Because the majority of Renegades were still holding Australian citizenship at the time, Renegades were able to keep qualifying through Asia rather than having to battle it out in the more congested North America region. And save for the hiccup at IEM Taipei, it meant that Renegades’ spot at every major was more or less assured.
It can’t be underestimated how much of a difference the changes made. Firstly, having almost certain qualification for every Major meant an extra boost in income for players through in-game sticker sales. The team still had the benefit of being able to play in smaller US tournaments and leagues, so the quality of practice hadn’t declined. And unlike some players coming over from Europe, all of the Renegades players spoke fluent English.

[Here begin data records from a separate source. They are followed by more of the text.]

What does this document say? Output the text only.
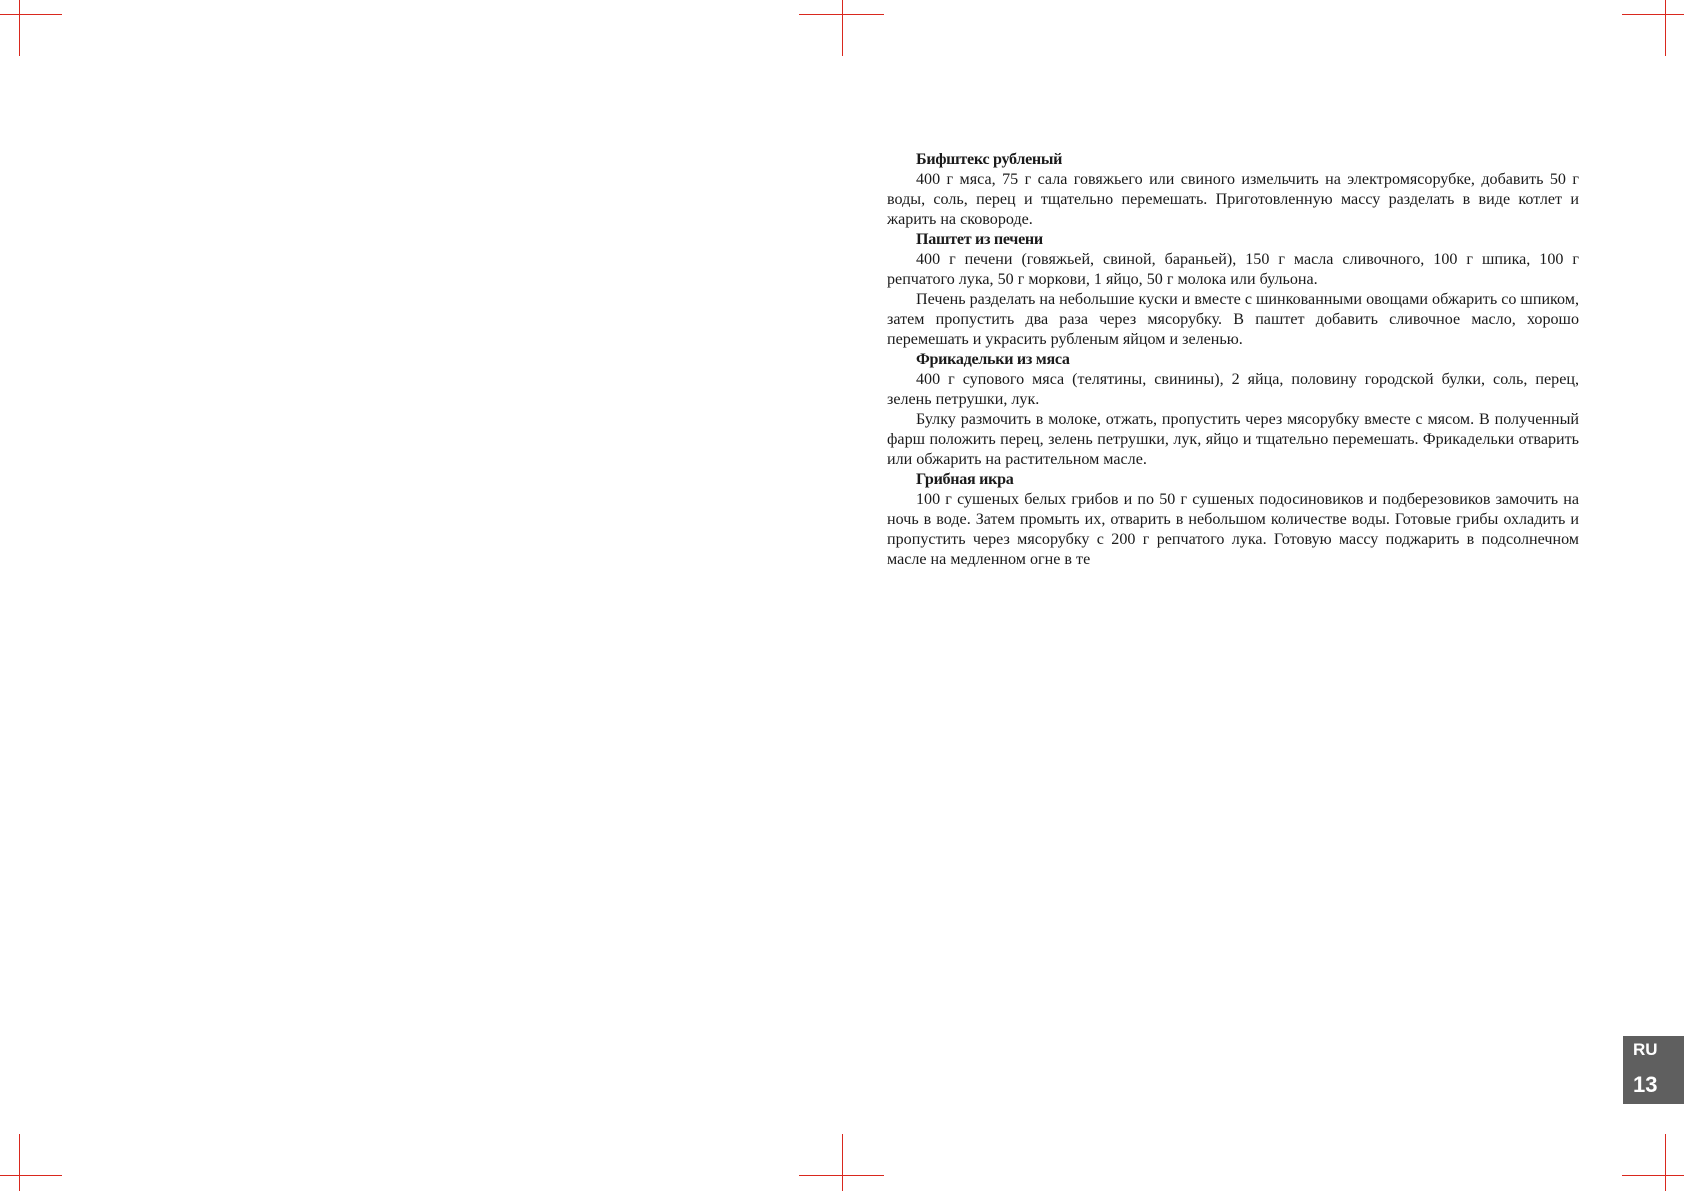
Бифштекс рубленый

400 г мяса, 75 г сала говяжьего или свиного измельчить на электромясорубке, добавить 50 г воды, соль, перец и тщательно перемешать. Приготовленную массу разделать в виде котлет и жарить на сковороде.

Паштет из печени

400 г печени (говяжьей, свиной, бараньей), 150 г масла сливочного, 100 г шпика, 100 г репчатого лука, 50 г моркови, 1 яйцо, 50 г молока или бульона.

Печень разделать на небольшие куски и вместе с шинкованными овощами обжарить со шпиком, затем пропустить два раза через мясорубку. В паштет добавить сливочное масло, хорошо перемешать и украсить рубленым яйцом и зеленью.

Фрикадельки из мяса

400 г супового мяса (телятины, свинины), 2 яйца, половину городской булки, соль, перец, зелень петрушки, лук.

Булку размочить в молоке, отжать, пропустить через мясорубку вместе с мясом. В полученный фарш положить перец, зелень петрушки, лук, яйцо и тщательно перемешать. Фрикадельки отварить или обжарить на растительном масле.

Грибная икра

100 г сушеных белых грибов и по 50 г сушеных подосиновиков и подберезовиков замочить на ночь в воде. Затем промыть их, отварить в небольшом количестве воды. Готовые грибы охладить и пропустить через мясорубку с 200 г репчатого лука. Готовую массу поджарить в подсолнечном масле на медленном огне в те

RU
13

For the players within Renegades, players looking to change teams, and owners looking for potential acquisitions, things were looking up for the Aussies.
But the rise of Renegades was always punctuated with a speed bump. After attracting Canadian star Keith ‘NAF’ Markovic to the team, NAF departed for another NA organisation, Team Liquid. 2018 saw even more changes, with the in-game leader Nifty joining Team Envy, Australian rifler Karlo ‘USTILO’ Pivac returning to Australia and their stand-in coach all departing.
2017 and 2018 saw a mix of results – the team continued to do damage and take maps off more favoured opponents, but their performances in the largest tournaments was still lacking. Renegades finished equal 20th at the FACEIT Major in London. The result denied them automatic qualification for IEM Katowice, and thanks to the player-selected seeding system used to determine the first round of matchups, it meant their path to the top 8 would always be difficult.
Whatever happens on Saturday morning, the Australians have earned themselves a level of respect that the local Counter-Strike scene has spent almost two decades searching for. It will never be the same amount of validation that comes with a win, or when our shores host an international tournament the size of IEM Katowice.
But none of that compares to the relief that, finally, an Australian team has made it. The scene has been brimming with individual talent for so, so long, perennially held back by a lack of opportunity, geography, and experience. None of those factors are in play anymore, and there are no excuses that could be levelled against a group of individuals who have ground thousands upon thousands of hours in demos, aim maps and other monotony to finally get where they are.
Renegades aren’t amongst the world’s best by luck; they’re there because they belong.
Update 2011 AEDT: Amended story to reflect Grayhound’s victory over ViCi Gaming, not TYLOO, in the Asia Minor qualifier. Thanks, Matt.